Like football, league of legends is a team game. So it doesn't make much sense if we analyze different players. A player cannot make a big impact on the outcome of a match. So we will focus on performance analysis of the entire team. Therefore, information of 10 players needs to be combined and divided into 2 teams, blue and red.


In [8]:
clean_data = {}


# General data, these data do not belong to anyteam.
clean_data['gameId'] = [match['gameId']]
clean_data['gameDuration'] = [match['gameDuration']]

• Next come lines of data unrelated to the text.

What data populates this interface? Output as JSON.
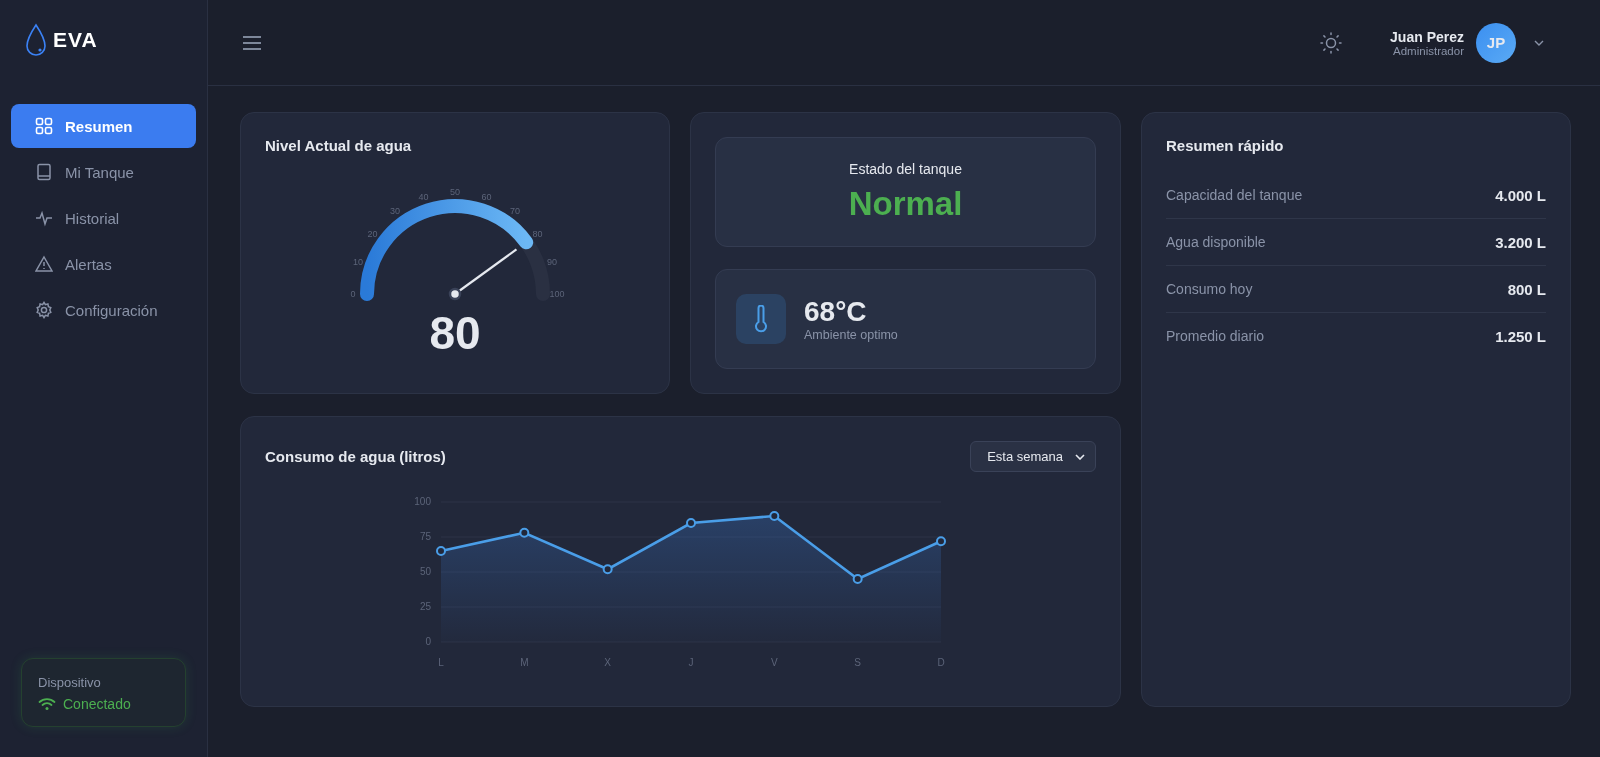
{
  "brand": {
    "name": "EVA"
  },
  "sidebar": {
    "items": [
      {
        "label": "Resumen",
        "selected": true
      },
      {
        "label": "Mi Tanque",
        "selected": false
      },
      {
        "label": "Historial",
        "selected": false
      },
      {
        "label": "Alertas",
        "selected": false
      },
      {
        "label": "Configuración",
        "selected": false
      }
    ],
    "device": {
      "label": "Dispositivo",
      "status": "Conectado",
      "connected": true
    }
  },
  "header": {
    "user": {
      "name": "Juan Perez",
      "role": "Administrador",
      "initials": "JP"
    }
  },
  "water_level": {
    "title": "Nivel Actual de agua",
    "value": "80",
    "level": 0.8,
    "ticks": [
      "0",
      "10",
      "20",
      "30",
      "40",
      "50",
      "60",
      "70",
      "80",
      "90",
      "100"
    ]
  },
  "tank_state": {
    "title": "Estado del tanque",
    "value": "Normal"
  },
  "temperature": {
    "value": "68°C",
    "caption": "Ambiente optimo"
  },
  "quick_summary": {
    "title": "Resumen rápido",
    "rows": [
      {
        "label": "Capacidad del tanque",
        "value": "4.000 L"
      },
      {
        "label": "Agua disponible",
        "value": "3.200 L"
      },
      {
        "label": "Consumo hoy",
        "value": "800 L"
      },
      {
        "label": "Promedio diario",
        "value": "1.250 L"
      }
    ]
  },
  "consumption": {
    "title": "Consumo de agua (litros)",
    "period": "Esta semana",
    "chart_data": {
      "type": "area",
      "categories": [
        "L",
        "M",
        "X",
        "J",
        "V",
        "S",
        "D"
      ],
      "series": [
        {
          "color": "#4a9ee8",
          "values": [
            65,
            78,
            52,
            85,
            90,
            45,
            72
          ]
        }
      ],
      "ylim": [
        0,
        100
      ],
      "yticks": [
        0,
        25,
        50,
        75,
        100
      ],
      "grid": true
    }
  }
}
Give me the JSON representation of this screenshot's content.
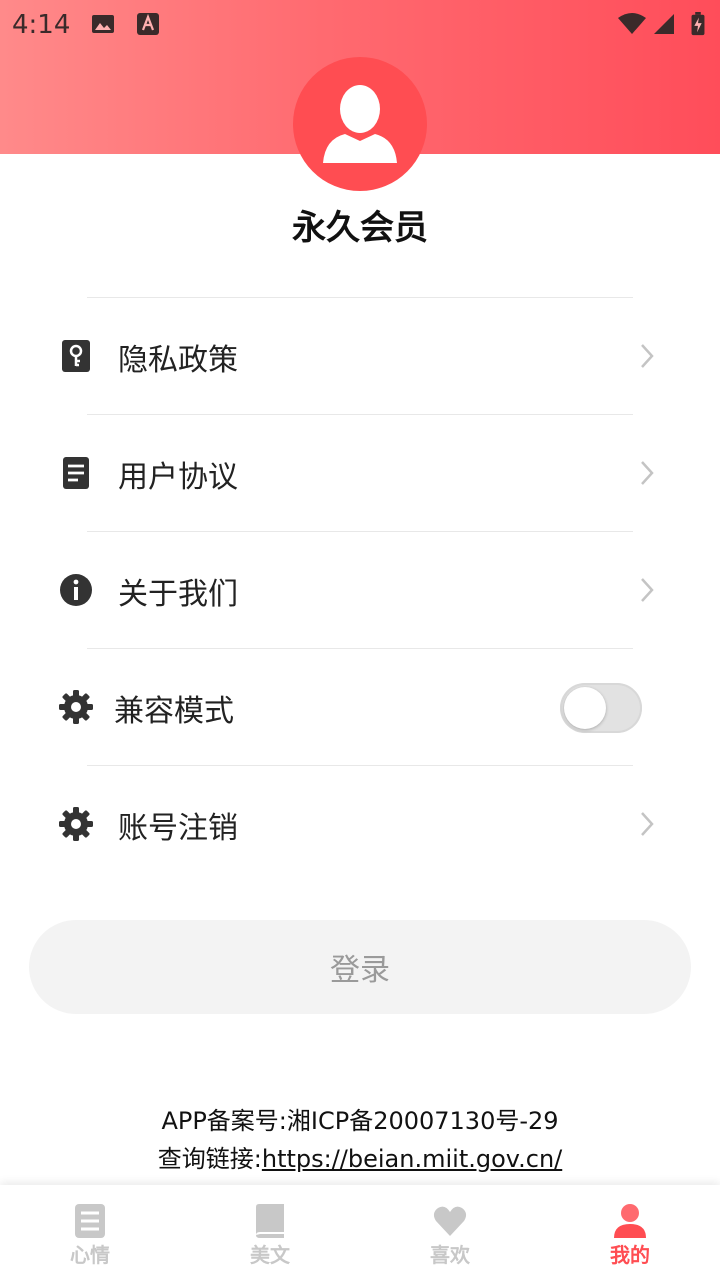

# Feature you want from match['participants']['stats']
wanted_data = ['win', 'wardsPlaced', 'wardsKilled', 'deaths', 'kills',
               'assists', 'totalDamageDealtToChampions', 'goldEarned', 'totalMinionsKilled',
               'champLevel', 'neutralMinionsKilled','killingSprees', 
               'totalHeal', 'damageDealtToObjectives'] 
for player in match['participants']:
    # Determent which team this player belongs:
    if player['teamId'] == 100:
        team_name = 'blue'
    else: team_name = 'red'
    
    for i in wanted_data:
        name = team_name + i.capitalize() # set name for clean_data dict
        if name not in clean_data:
            clean_data[name] = [0]
        if type(player['stats'][i]) is bool:
            clean_data[name][0] = int(player['stats'][i])
        else:
            clean_data[name][0] += player['stats'][i]

            
# Feature you want from match['participants']['teams']
wanted_data = ['firstBaron', 'firstBlood', 'firstTower', 'firstInhibitor', 'inhibitorKills', 'dragonKills',
              'towerKills', 'firstDragon', 'baronKills']           
for team in match['teams']:
    # Determent which team:
    if team['teamId'] == 100:
        team_name = 'blue'
    else: team_name = 'red'
    
    for i in wanted_data:
        name = team_name + i.capitalize() # set name for clean_data dict
        if name not in clean_data:
            clean_data[name] = [0]
        if type(team[str(i)]) is bool:
            clean_data[name][0] = int(team[str(i)])
        else:
            clean_data[name][0] += int(team[str(i)])
    
print(clean_data)

{'gameId': [4241678498], 'gameDuration': [1216], 'blueWin': [0], 'blueWardsplaced': [27], 'blueWardskilled': [8], 'blueDeaths': [27], 'blueKills': [9], 'blueAssists': [5], 'blueTotaldamagedealttochampions': [29450], 'blueGoldearned': [30168], 'blueTotalminionskilled': [401], 'blueChamplevel': [53], 'blueNeutralminionskilled': [94], 'blueKillingsprees': [1], 'blueTotalheal': [7680], 'blueDamagedealttoobjectives': [8720], 'redWin': [1], 'redWardsplaced': [43], 'redWardskilled': [10], 'redDeaths': [9], 'redKills': [27], 'redAssists': [27], 'redTotaldamagedealttochampions': [45074], 'redGoldearned': [43623], 'redTotalminionskilled': [429], 'redChamplevel': [60], 'redNeutralminionskilled': [128], 'redKillingsprees': [6], 'redTotalheal': [21713], 'redDamagedealttoobjectives': [51909], 'blueFirstbaron': [0], 'blueFirstblood': [0], 'blueFirsttower': [0], 'blueFirstinhibitor': [0], 'blueInhibitorkills': [0], 'blueDragonkills': [0], 'blueTowerkills': [0], 'blueFirstdragon': [0], 'blueBaronkills'

All selected attributes can be written to the wanted_data list as above. And the scrip will select and classify each data itself. Finally we have a dictionary that looks pretty clean. Try converting into dataframe

In [9]:
df = pd.DataFrame.from_dict(clean_data)
display(df)

Unnamed: 0,gameId,gameDuration,blueWin,blueWardsplaced,blueWardskilled,blueDeaths,blueKills,blueAssists,blueTotaldamagedealttochampions,blueGoldearned,...,blueBaronkills,redFirstbaron,redFirstblood,redFirsttower,redFirstinhibitor,redInhibitorkills,redDragonkills,redTowerkills,redFirstdragon,redBaronkills
0,4241678498,1216,0,27,8,27,9,5,29450,30168,...,0,0,1,1,0,0,2,7,1,0


Great. So we have successfully used the riot api and converted the data to a dataframe. The only thing left to create a complete database is just to put everything in the loop and wait for the results.